Analytics is a dynamic tool that can dramatically enhance workflow in Relativity and contribute to substantial time and cost savings. This article aims to outline tactics that save time but do not require significant time or resource investments.
The Analytics platform can greatly improve workflow within Relativity. It can be used to increase review efficiency, quickly isolate highly responsive or unresponsive documents and prioritize the review of particularly relevant documents.
The underlying technology behind Relativity Analytics is LSI (Latent Semantic Indexing). This proprietary technology was originally developed for the U.S. Intelligence Community by the Content Analyst Company to offer conceptual analysis and organization for large repositories of unstructured data. In general terms LSI is a math-based approach to text analytics that uses algorithms to organize text into a three-dimensional vector space. The proximity of the text in this space is used to identify conceptual relationships among the indexed terms and documents. It does not rely on external sources to classify the text; instead, it relies solely on the patterns and relationships identified when the data is indexed.

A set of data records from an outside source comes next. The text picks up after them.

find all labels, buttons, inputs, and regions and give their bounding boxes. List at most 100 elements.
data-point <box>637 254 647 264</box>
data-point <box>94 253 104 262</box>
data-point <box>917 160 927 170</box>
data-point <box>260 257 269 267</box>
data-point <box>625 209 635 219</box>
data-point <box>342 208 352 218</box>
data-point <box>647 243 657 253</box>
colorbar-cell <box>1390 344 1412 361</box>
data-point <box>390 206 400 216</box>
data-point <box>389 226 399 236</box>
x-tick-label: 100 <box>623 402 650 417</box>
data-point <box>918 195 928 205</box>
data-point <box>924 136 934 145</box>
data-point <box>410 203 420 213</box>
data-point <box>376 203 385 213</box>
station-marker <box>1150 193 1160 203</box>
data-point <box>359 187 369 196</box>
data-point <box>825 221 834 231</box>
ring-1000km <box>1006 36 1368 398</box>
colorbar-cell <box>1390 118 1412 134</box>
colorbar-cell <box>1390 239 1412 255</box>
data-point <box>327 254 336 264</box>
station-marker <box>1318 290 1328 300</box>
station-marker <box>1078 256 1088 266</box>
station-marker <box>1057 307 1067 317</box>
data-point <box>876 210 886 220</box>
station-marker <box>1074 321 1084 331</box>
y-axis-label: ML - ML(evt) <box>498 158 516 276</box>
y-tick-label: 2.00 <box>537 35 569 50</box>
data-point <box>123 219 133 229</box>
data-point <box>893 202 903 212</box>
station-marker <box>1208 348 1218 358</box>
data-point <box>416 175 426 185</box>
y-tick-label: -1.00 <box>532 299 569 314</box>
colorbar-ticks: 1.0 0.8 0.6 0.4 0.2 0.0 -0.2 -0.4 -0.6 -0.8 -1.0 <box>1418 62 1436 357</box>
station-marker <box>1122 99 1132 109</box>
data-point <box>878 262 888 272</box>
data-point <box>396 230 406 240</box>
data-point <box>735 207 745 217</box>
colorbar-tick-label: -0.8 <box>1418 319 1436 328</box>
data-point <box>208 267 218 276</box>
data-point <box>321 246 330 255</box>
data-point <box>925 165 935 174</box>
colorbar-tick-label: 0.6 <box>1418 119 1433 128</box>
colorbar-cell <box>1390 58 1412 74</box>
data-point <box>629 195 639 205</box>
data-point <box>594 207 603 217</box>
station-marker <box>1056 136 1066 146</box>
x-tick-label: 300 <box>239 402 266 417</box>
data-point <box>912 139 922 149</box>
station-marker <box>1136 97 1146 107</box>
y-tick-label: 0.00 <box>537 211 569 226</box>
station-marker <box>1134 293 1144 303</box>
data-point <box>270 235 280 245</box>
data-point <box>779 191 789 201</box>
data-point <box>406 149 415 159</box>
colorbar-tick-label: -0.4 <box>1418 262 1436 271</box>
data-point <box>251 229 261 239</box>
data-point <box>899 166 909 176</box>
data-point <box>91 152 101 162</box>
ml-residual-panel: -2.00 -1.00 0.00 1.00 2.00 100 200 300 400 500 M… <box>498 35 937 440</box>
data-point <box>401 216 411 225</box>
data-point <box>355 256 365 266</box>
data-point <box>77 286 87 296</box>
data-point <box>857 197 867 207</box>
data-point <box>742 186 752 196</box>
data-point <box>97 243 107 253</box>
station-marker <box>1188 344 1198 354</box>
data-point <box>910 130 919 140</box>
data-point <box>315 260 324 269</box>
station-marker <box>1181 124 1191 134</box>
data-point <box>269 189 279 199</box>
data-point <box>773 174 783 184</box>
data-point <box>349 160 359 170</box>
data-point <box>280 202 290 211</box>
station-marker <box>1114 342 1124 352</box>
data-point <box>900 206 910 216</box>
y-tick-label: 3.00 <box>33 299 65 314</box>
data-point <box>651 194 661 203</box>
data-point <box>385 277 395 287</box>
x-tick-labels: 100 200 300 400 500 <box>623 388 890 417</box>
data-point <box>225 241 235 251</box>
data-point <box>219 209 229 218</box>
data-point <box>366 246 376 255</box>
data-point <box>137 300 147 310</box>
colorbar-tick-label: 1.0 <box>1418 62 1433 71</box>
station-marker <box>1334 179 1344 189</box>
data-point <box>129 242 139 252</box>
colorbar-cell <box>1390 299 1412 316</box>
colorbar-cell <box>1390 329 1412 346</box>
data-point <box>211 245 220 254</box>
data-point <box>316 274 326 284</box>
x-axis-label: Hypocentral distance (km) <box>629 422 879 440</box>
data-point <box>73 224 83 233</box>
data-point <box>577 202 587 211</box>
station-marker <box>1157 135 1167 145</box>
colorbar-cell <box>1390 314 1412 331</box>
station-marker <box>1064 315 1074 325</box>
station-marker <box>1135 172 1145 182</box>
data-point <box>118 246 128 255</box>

Conceptual Searching (CA Search)
Unlike traditional keyword searching, CA search results will yield conceptually similar documents based on the conceptual correlation of search terms to other indexed terms. CA search will find documents that would not have otherwise been identified using traditional keyword searching. Simply put, concept searching can be used to find documents related to a known term or phrase that do not necessarily contain the exact term or phrase. We have found this type of searching to be a tremendous benefit to our clients, aiding in identifying responsive or privileged documents that would not have been found with keyword searching.
We have used CA search to identify top priority documents to be batched for immediate review. This is particularly useful when dealing with very large data sets. For example, we recently had a project that consisted of over 11 million records with very tight discovery deadlines. Traditional linear document review simply was not an option for this team. With CA search, we were able target the most conceptually relevant documents in the database and create concept-focused priority review batches within several hours of the data being loaded into Relativity.
Finding Similar Documents
The “Find Similar Documents” feature can easily be used on-the-fly in Relativity from both the viewer and text modes. This feature is used to return conceptually correlated documents based on the full text of an entire document. It helps users quickly return a set of highly conceptually similar documents to the key responsive and/or non-responsive documents at hand. We have successfully used this feature to locate groups of non-responsive, potentially privileged and extremely relevant documents, facilitating a more targeted approach to review.
In one of our recent projects, we successfully used the “Find Similar Documents” feature to quickly identify a large number of spam emails prior to batching the documents for review. This process resulted in our client reviewing 30 percent fewer documents and contributed to great time and cost savings.
Conceptual Near-Duplicate Detection
The ability to quickly identify conceptual near-duplicates is now common practice in Relativity databases when Analytics is enabled. Near-duplicate detection is based on conceptual similarity rather than relying on exact text and metadata matches. Near-duplicate groupings can be integrated with advanced searching and automated batching in Relativity, as needed.
In practice, we have found that the identification of near-duplicates is particularly useful when MD5 values are not available to identify exact duplicates. We were able to apply this technology in a recent project on a set of newly loaded third party data. After identifying the conceptual near-duplicates we found that nearly 40 percent of the records had near-duplicates already coded in the database. The client was then able to leverage their prior coding to more efficiently code the new data, resulting in improved efficiency and significant cost savings.
Even in cases where MD5 hash duplicates are available, the addition of conceptual near-duplicates can improve review workflow. Near-duplicates can aid in identifying potentially privileged documents to be flagged for a second-level privileged review. Additionally, they can be useful when spot-checking coding consistency across documents.
Clustering is a mass operation that automatically groups conceptually correlated documents into virtual folders displayed by topic. Users are not required to define a set of exemplar documents upfront. We frequently use clustering in conjunction with batching to generate conceptually similar review batches, aiding in review efficiency.
In a recent project clustering was applied to the full database consisting of around 80,000 records. It took less than one hour for clustering to complete in Relativity. The results allowed our client to quickly determine that around 45 percent of the documents were not relevant or eligible for review. The non-relevant documents were then moved to a secure folder, allowing our client to focus on only the potentially relevant documents. This example clearly demonstrates the vast cost and time saving benefits associated with clustering.
Analytics is a versatile tool that can enhance workflow in Relativity and contribute to substantial time and cost savings. Furthermore, the features outlined above do not require significant time or resource investments. Our clients have had noted success using Analytics to isolate priority documents for immediate review, locate highly responsive or unresponsive data, and improve overall coding efficiency with the use of clustering and near-duplicate identification.